Ultimately its the group-show nature of the exhibition which defines it, more than anything spelt out in the title. And like so many other group shows it’s in equal parts frustrating and fascinating. A conceit of the signage invited to to follow your own path, which ironically would have been impossible given the one-way restrictions on shows that did stay open. It’s true that show which promises no wrong turns is full of wrong turns. But if there’s stuff you skip over, there’s other points where you’re left wanting more. It’s a mansion of stairways to nowhere and wardrobe doors which open onto expanses, a myriad of byways and secret passages.


And this is enhanced by its engaging tone, presenting Surrealism not just a dead art movement served up for contemplation, but as something which can still be of use to us. Your head is filled with further questions, even as you know they’re probably unanswerable. Which is just the effect a Surrealist show should have.

7 comments:

  1. "Thinking the id could be tamed, he was as much a coloniser as the British empire was in Africa."

    Woah, woah! That makes no sense to me. When I try to tame my id, I am attempting to place one part of my in control of another — in other words, to change who I am. How is that like take control of others' lives?

    "But beyond that, the Surrealism that can be made sense of - that’s not a form of Surrealism at all. Which is why any association of it with therapy culture is so disastrous. It shouldn’t be allying with but actively sabotaging sense."

    This is where I struggle with most surrealism. The word means more than real, but most of what I see seems less than. I'm not seeing new insights into reality, just a loss of coherence — something broken rather than something created. I think of Gabriel Syme's words in G. K Chesterton's The Man Who Was Thursday:

    ---

    The rare, strange thing is to hit the mark; the gross, obvious thing is to miss it. We feel it is epical when man with one wild arrow strikes a distant bird. Is it not also epical when man with one wild engine strikes a distant station? Chaos is dull; because in chaos the train might indeed go anywhere, to Baker Street or to Bagdad. But man is a magician, and his whole magic is in this, that he does say Victoria, and lo! it is Victoria. No, take your books of mere poetry and prose; let me read a time table, with tears of pride. Take your Byron, who commemorates the defeats of man; give me Bradshaw, who commemorates his victories. Give me Bradshaw, I say!”

    ---

    Isn't it all too easy to come up with something that is not real, and much more difficult and magical to come up with something that is real? (And of course to make something that is genuinely more than real — that's magnificent.)

    ReplyDelete
  2. Thanks to Blogger for practising auto-destructive art on my first reply. Let's see if this goes through...

    ReplyDelete
  3. Okay, now to try and remember what I said! The thing about taming the id looks at the mindset of the coloniser, no more. "By bending this savage thing to my will, I benefit the world". Arguably it's more extreme to do such a thing to part of yourself, if the other is obviously materially worse.

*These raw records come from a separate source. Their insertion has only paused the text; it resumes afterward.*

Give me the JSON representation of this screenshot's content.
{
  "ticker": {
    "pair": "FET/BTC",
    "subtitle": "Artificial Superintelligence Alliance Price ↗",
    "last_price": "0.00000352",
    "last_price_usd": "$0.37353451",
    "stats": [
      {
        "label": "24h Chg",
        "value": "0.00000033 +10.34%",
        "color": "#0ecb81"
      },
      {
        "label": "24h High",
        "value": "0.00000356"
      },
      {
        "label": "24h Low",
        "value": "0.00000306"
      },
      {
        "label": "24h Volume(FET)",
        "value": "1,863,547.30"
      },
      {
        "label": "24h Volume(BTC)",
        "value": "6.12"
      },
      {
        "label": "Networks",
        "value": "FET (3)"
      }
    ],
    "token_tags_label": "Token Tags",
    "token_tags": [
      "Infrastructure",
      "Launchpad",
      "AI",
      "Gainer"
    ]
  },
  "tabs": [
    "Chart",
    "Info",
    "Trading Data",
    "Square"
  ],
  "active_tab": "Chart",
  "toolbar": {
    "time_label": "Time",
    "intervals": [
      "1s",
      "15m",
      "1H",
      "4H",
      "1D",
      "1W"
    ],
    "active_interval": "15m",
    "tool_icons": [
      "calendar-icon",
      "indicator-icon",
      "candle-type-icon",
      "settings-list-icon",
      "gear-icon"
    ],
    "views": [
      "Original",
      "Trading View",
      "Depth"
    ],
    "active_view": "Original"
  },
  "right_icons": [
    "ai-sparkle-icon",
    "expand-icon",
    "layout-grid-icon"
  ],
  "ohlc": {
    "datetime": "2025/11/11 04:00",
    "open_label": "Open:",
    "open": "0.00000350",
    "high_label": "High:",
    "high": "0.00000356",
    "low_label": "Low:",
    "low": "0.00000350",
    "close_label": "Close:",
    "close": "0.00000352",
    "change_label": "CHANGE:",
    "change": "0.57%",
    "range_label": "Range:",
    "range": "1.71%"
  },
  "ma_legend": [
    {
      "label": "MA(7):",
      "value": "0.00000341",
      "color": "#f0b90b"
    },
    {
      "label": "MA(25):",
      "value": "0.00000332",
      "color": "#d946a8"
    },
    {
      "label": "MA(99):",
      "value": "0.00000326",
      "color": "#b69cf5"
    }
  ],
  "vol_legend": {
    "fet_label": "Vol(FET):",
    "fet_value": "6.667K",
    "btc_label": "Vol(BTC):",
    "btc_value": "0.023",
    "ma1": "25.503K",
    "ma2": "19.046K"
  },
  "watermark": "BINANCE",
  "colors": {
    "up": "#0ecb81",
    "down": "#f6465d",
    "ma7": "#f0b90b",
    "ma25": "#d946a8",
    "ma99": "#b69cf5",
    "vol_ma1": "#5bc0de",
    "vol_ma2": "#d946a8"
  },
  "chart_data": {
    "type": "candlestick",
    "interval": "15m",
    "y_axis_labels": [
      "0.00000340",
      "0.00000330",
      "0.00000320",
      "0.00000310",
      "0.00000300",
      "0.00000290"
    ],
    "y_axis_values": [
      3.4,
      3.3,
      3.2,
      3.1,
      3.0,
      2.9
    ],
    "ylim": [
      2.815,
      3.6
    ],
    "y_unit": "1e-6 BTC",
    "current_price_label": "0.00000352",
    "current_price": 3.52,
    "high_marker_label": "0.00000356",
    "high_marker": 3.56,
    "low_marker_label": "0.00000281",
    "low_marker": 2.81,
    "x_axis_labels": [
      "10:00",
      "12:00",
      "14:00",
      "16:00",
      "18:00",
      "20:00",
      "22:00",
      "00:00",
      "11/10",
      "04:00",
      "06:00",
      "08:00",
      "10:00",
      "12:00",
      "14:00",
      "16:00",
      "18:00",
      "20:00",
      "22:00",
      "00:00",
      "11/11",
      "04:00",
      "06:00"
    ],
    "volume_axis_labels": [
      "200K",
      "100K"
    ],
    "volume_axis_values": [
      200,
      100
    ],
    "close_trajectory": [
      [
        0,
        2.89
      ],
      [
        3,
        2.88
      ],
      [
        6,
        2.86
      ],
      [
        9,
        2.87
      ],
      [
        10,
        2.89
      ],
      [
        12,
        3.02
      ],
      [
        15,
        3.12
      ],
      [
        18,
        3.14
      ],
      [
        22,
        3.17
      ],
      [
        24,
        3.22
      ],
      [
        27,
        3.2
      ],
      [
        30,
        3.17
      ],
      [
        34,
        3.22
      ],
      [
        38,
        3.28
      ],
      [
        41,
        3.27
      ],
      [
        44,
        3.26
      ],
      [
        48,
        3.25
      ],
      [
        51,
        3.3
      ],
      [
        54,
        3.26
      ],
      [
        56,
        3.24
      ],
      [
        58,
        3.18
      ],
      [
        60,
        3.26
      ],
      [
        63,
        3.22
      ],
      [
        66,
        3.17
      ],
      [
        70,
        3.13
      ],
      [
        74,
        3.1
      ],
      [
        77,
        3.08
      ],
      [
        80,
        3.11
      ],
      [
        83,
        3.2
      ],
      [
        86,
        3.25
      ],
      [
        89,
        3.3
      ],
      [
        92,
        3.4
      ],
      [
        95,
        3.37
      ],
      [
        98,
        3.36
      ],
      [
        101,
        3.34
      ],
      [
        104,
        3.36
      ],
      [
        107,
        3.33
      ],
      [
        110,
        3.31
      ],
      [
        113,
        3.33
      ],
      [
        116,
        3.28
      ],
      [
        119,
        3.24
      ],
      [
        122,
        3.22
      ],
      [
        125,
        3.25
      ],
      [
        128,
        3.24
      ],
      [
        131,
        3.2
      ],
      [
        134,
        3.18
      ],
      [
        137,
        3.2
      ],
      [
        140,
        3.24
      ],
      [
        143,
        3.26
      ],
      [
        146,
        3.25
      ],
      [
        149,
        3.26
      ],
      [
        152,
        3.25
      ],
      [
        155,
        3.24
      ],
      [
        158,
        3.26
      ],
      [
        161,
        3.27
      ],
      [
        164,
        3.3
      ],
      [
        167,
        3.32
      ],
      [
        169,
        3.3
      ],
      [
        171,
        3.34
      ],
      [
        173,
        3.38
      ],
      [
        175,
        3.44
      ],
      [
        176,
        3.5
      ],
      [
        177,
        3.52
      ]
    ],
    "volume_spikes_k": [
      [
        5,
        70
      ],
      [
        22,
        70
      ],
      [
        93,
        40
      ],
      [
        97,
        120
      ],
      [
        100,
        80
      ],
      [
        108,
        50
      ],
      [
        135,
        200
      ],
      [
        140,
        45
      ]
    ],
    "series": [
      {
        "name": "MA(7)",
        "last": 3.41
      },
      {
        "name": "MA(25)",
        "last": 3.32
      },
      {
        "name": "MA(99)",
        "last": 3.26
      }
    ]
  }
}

    With the stations analogy, the point of Surrealism wasn't be be an accomplished artist so much as an explorer. That involves going to places where the stations aren't built yet.

    ReplyDelete
  4. While "more than real" works as a literal translation of Surrealism, "beyond real" is a better description. It wasn't about coming up with things, real or unreal. It was about our stopping seeing the two halves of our minds, the rational and the imaginative, as separate spheres and more as interlinked. The Surrealist film-maker Svankmajer said “Only the fusion of dream and reality can make up a complete human life”. I even called this blog Lucid Frenzy after that notion, tho' it turned out to not be a common Surrealist phrase. They felt a repressive society was the source of this separation, and tries to challenge it. How well they succeeded is up for debate, of course. As I said in the piece not all Surrealist artworks are any good if measured by their own yardstick.

    (I said it much better the first time, honest!)

    ReplyDelete
  5. That ... actually makes perfect sense! Thank you.

    ReplyDelete
  6. About Surrealism? Well that's no good then!

    ReplyDelete
  7. Well, you did it. I literally laughed out loud.